Daft Punk, the iconic French electronic music duo comprised of Guy-Manuel de Homem-Christo and Thomas Bangalter, have confirmed their breakup.

The duo made the announcement in the form of an eight-minute video shared to their social media pages on Monday morning. Aptly-titled Epilogue, the video dated for today (2/22/21) is an excerpt from the band’s 2006 Electroma, where the two masked musicians share a parting moment in their trademark robot outfits and helmets before one of them explodes.

The video closes with “1993 – 2021” emblazoned across the screen and a final shot of the lone member walking into the sunset.
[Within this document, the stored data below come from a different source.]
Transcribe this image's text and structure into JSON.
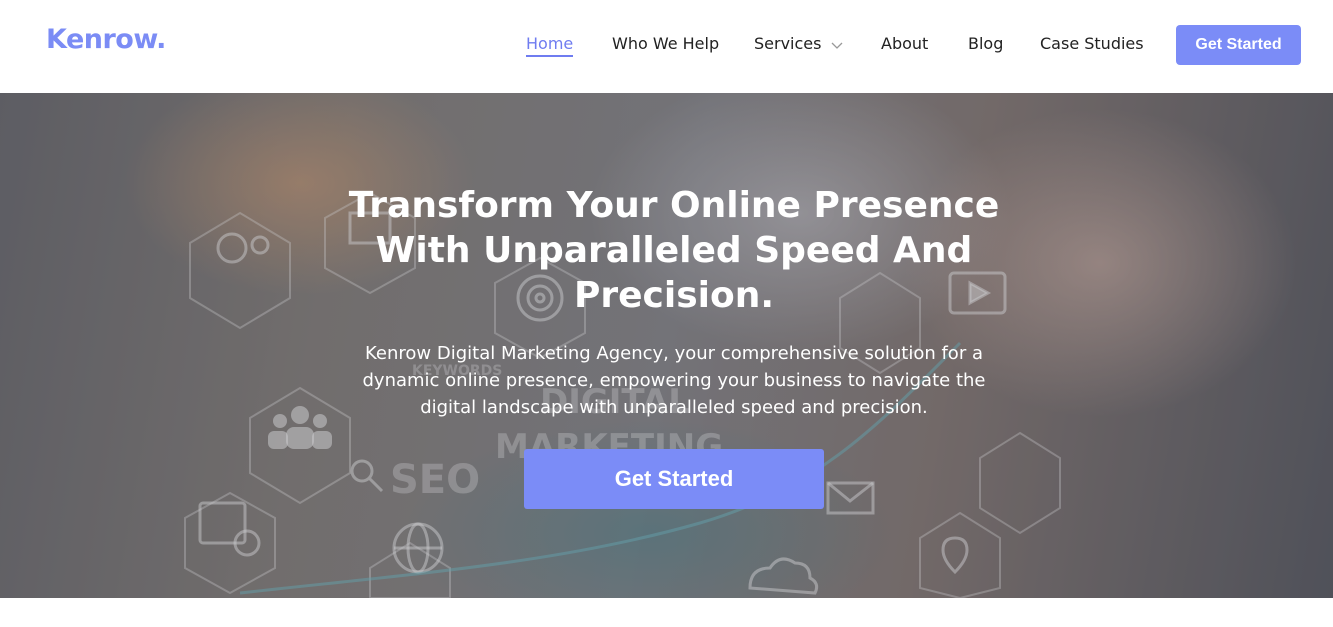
{
  "brand": {
    "logo": "Kenrow.",
    "accent": "#7b8cf7"
  },
  "nav": {
    "items": [
      {
        "label": "Home",
        "active": true
      },
      {
        "label": "Who We Help"
      },
      {
        "label": "Services",
        "has_dropdown": true
      },
      {
        "label": "About"
      },
      {
        "label": "Blog"
      },
      {
        "label": "Case Studies"
      }
    ],
    "cta": "Get Started"
  },
  "hero": {
    "title": "Transform Your Online Presence With Unparalleled Speed And Precision.",
    "subtitle": "Kenrow Digital Marketing Agency, your comprehensive solution for a dynamic online presence, empowering your business to navigate the digital landscape with unparalleled speed and precision.",
    "cta": "Get Started",
    "background_text": {
      "seo": "SEO",
      "keywords": "KEYWORDS",
      "digital": "DIGITAL",
      "marketing": "MARKETING"
    }
  }
}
Daft Punk’s publicist also confirmed the duo’s breakup to Pitchfork on Monday but did not give a reason for their decision to split. Watch the full Daft Punk breakup announcement video below.

Daft Punk – Epilogue

[Video: Daft Punk]

Daft Punk had not released any new music over the past eight years since their Grammy-winning Random Access Memories arrived in May 2013. They did collaborate with The Weeknd on a pair of top 10 singles “Starboy” and “I Feel It Coming” from his 2016 Starboy album, and were reportedly tapped to score the soundtrack to TRON 3.
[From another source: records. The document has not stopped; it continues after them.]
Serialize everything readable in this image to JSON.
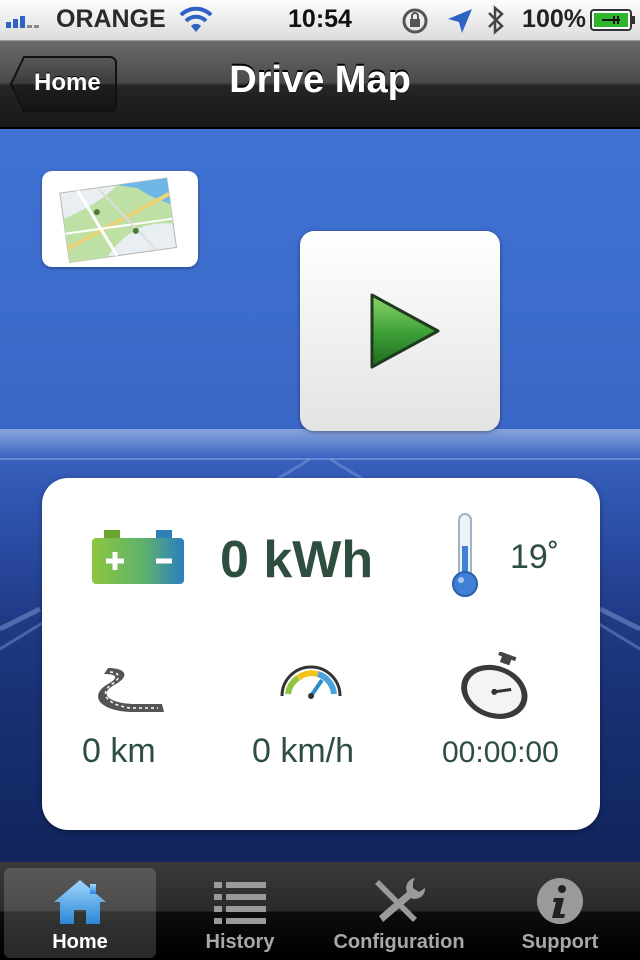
{
  "status_bar": {
    "carrier": "ORANGE",
    "time": "10:54",
    "battery": "100%"
  },
  "nav": {
    "back_label": "Home",
    "title": "Drive Map"
  },
  "main": {
    "map_icon": "map-icon",
    "play_icon": "play-icon",
    "energy": "0 kWh",
    "temperature": "19˚",
    "distance": "0 km",
    "speed": "0 km/h",
    "duration": "00:00:00"
  },
  "tabs": [
    {
      "label": "Home",
      "icon": "house-icon",
      "selected": true
    },
    {
      "label": "History",
      "icon": "list-icon",
      "selected": false
    },
    {
      "label": "Configuration",
      "icon": "tools-icon",
      "selected": false
    },
    {
      "label": "Support",
      "icon": "info-icon",
      "selected": false
    }
  ],
  "colors": {
    "accent_blue": "#3f72d3",
    "value_text": "#2e4f3f",
    "play_green": "#3fa33a"
  }
}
The duo first rose to fame in the late 1990s in the French house scene, combining elements of funk, techno, disco, synthpop, and more with the club sounds of their home. Though the group released just four conventional studio albums (not counting their Tron: Legacy soundtrack in 2010), each one is considered a landmark album in dance music, and each of the group’s massive touring productions has been effectively canonized in contemporary live music lore.
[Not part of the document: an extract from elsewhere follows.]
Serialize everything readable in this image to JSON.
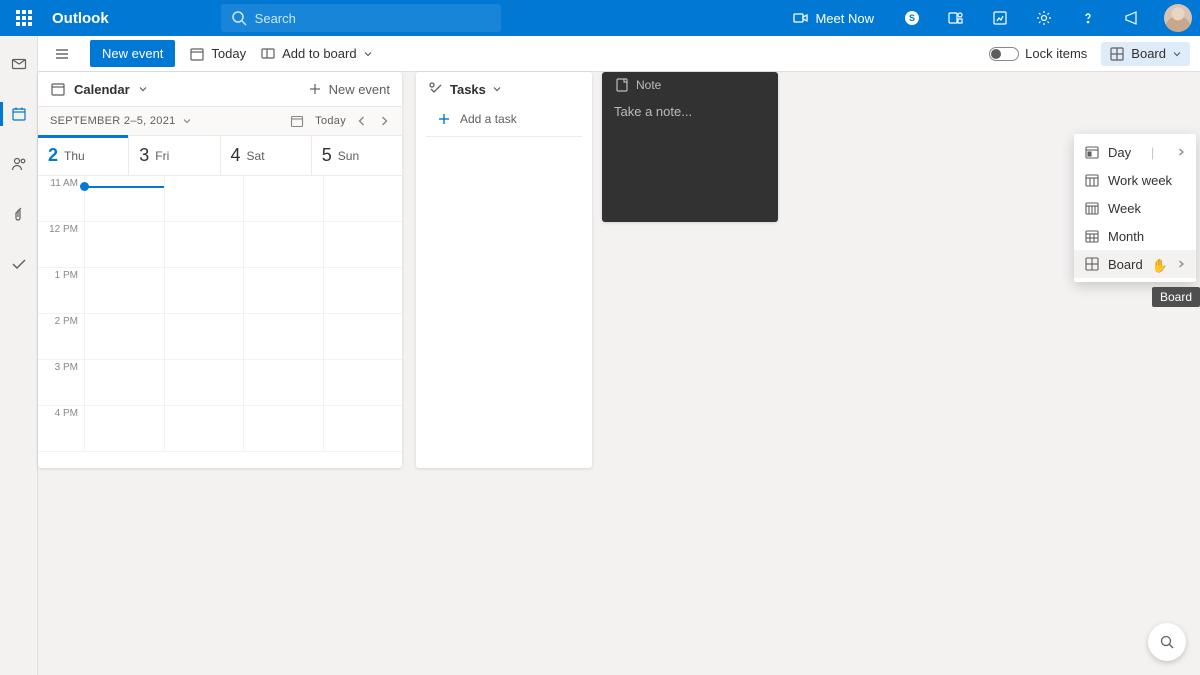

In 2013, after an eight-year gap, Daft Punk released their most recent album, Random Access Memories, a disco-inspired masterpiece that went on to top the Billboard 200 on the way to an RIAA Platinum certification in the U.S. The album’s lead single,”Get Lucky”, which features Pharrell Williams, has become one of the best-selling digital singles of all time and topped singles charts in more than 30 countries around the world. The album picked up several Grammy Awards in 2014, including “Album of the Year.”